05/04/2005

Le débat s’est d’abord installé dans une énumération (nécessaire) des risques naturels que présente la planète – ce qui a permis de situer les enjeux pour l’espèce humaine, à la fois locataire et utilisatrice de la terre sur laquelle elle vit. Et puis, progressivement, les invités en sont venus à mettre davantage l’accent sur la responsabilité des hommes dans l’accentuation de ces risques, illustrant pleinement le thème choisi par les Mardis de l’Environnement pour le débat du 5 avril : « Les risques naturels augmentent : la faute à l’homme. »

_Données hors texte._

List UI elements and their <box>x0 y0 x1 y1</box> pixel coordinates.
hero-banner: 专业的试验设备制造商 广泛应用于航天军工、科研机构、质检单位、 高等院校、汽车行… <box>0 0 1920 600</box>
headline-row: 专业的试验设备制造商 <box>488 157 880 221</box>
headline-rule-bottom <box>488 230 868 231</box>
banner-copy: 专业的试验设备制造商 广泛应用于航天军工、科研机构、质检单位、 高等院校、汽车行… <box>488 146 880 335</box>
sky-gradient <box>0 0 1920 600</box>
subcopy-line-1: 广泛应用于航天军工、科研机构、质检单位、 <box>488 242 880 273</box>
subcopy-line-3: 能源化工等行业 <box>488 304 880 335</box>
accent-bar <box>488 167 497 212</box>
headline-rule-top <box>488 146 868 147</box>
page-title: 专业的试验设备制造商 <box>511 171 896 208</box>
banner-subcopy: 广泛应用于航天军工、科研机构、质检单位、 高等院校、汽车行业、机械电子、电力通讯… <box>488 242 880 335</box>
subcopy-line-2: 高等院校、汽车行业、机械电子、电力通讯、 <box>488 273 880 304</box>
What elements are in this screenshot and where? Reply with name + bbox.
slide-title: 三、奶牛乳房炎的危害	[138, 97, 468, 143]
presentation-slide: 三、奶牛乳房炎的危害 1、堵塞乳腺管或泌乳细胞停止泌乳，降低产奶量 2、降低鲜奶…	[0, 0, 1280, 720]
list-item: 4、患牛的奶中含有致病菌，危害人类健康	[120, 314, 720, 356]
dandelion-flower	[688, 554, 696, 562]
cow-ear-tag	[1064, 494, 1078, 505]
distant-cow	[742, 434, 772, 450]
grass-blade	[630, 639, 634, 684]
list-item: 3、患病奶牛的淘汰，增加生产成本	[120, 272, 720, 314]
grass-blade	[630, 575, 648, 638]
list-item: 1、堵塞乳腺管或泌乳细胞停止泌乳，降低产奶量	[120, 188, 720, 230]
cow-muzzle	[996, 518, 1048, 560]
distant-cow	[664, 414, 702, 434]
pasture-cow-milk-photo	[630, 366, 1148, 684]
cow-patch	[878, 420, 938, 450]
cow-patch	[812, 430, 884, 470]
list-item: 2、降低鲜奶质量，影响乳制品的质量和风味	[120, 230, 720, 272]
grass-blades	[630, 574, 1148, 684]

Etaient donc réunis à la tribune :

  • Michel Segard, sous-directeur de la Prévention des risques naturels majeurs au ministère de l’Ecologie et du Développement durable,
  • Jérôme Gaillardet et Edouard Kaminski, du laboratoire Dynamique des systèmes géologiques de l’Institut de physique du globe,
  • Bruno Lartigue, médecin urgentiste des Sapeurs-pompiers de Paris,
  • Yves Paccalet, naturaliste.

Michel Segard a d’abord situé le début de l’histoire de la prévention des risques, en France, au 19ème siècle. Elle est née sous la pression des déboisements en montagne et de l’endiguement des rivières. Aujourd’hui, elle comprend trois grandes catégories : les phénomènes météorologiques (crues, tempêtes), les sols (séismes) et les incendies de forêt. La prévention est formée de cinq composantes : la connaissance de l’aléa et du risque ; la surveillance et l’alerte ; l’information préventive ; la maîtrise de l’aménagement ; la réduction de la vulnérabilité ; la préparation à la gestion de la crise ; le retour d’expérience. En France métropolitaine, a rappelé Jérôme Gaillardet, les zones à risque sont celles de la région de Nice et l’Alsace. Outre-mer, ce sont les Antilles qui sont les plus sensibles aux aléas sismiques, mais les populations et les autorités ne semblent pas convaincues de la nécessité de prendre des mesures efficaces de prévention. Revenant de Thaïlande, où il a apporté son aide avec une équipe des Sapeurs-pompiers après le tsunami, Bruno Lartigue a souligné que si cette prévention, justement, avait été mise en œuvre, un grand nombre de vies humaines auraient pu être sauvées.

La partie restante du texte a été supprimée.